Thank you, you've cheered me up, it's sad though as one specific friend in the group always wants to do stuff with me more than anyone else and she's so lovely. Just a shame really the whole group dynamic isn't working. :(

OP posts:
GrapefruitGin · 16/11/2019 13:02

Everything @HundredMilesAnHour said.
Sounds harsh but it’s true. You aren’t part of their friendship group and you don’t want to be either really. Focus on yourself, recovery and spend time with like minded people who understand your situation. They probably find you a hinderance and aren’t willing to work around you.

Derbee · 16/11/2019 13:03

OP, I wouldn’t let strangers on the internet wreck your friendships wih these people. It might be all about the new mum, which as a one off is fine.
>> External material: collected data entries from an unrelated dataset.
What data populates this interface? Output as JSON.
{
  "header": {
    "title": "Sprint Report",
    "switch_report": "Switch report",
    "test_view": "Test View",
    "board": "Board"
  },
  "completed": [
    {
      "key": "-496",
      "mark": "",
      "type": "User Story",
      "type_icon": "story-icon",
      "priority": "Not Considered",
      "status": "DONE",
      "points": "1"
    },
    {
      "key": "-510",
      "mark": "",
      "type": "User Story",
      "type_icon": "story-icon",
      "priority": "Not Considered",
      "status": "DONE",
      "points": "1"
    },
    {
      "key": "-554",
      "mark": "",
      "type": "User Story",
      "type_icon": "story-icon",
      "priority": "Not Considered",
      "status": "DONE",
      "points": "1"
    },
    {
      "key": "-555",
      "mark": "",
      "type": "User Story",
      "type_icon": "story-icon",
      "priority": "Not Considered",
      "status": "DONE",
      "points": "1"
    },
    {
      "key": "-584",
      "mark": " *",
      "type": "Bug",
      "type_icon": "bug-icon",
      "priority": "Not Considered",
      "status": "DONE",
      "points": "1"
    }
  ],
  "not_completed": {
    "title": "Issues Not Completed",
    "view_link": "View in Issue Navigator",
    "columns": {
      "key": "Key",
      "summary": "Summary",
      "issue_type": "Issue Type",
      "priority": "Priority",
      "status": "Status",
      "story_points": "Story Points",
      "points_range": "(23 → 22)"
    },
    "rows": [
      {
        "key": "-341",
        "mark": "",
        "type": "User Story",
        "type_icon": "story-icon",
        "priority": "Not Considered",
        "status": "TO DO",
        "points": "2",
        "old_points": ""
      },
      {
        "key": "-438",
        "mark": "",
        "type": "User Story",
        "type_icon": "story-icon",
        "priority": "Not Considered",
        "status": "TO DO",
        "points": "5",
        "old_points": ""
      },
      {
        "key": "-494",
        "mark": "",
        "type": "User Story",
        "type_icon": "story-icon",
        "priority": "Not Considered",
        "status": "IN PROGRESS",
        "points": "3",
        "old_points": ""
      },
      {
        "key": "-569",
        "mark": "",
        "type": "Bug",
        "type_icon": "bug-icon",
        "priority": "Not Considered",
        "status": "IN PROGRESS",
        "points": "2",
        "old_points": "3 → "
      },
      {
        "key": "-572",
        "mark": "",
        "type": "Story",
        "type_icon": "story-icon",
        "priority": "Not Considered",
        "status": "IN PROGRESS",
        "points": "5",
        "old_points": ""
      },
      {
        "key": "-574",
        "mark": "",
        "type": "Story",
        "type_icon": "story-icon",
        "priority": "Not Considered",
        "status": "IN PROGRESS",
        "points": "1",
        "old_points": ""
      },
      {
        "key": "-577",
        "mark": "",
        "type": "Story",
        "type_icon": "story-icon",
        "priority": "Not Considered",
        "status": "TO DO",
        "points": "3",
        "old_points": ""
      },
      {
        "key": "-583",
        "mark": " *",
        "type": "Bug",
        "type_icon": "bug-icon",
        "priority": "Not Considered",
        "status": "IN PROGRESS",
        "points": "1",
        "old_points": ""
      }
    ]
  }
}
Don’t allow yourself to get pushed down a road to a conclusion that they don’t like you and don’t care etc etc. People here can comment easily, but they don’t have the info really. If you like them, and enjoy spending time with them, then let it go this time

FiveGoMadInDorset · 16/11/2019 13:04

They aren’t great friends, you need to find some new ones

OMGshefoundmeout · 16/11/2019 13:05

@Leighhalfpennysthigh you responded to my post upthread when I suggested the OP sounded impossible to please.

Happily you are correct - I have never had an EO. However a close relation does and I wouldn’t wish it on my worst enemy. She has struggled with anorexia for nearly 15 years now. When she is in a good place she wants to be included on family occasions and outings and will come and eat what she feels able to eat. It would be an absolute waste of time picking somewhere to please her, partly because nowhere does and partly because offering her a degree of choice about where to eat could lead to her spiralling down a rabbit hole of obsessively checking menus and comparing calorie counts to choose the least ‘harmful’ dish and then potentially having a meltdown when she gets there if that exact choice isn’t on offer. Not to mention the very high chance that we could agree to eat at the restaurant of her choice and then on the day she doesn’t feel able to eat in public.

I know full well that having an EO isn’t being ‘picky’. I also know that living with someone with an EO has its own challenges. Of course it’s nowhere near as bad as being the sufferer but that doesn’t mean it’s selfish if friends and family put themselves and their preferences first once in a while.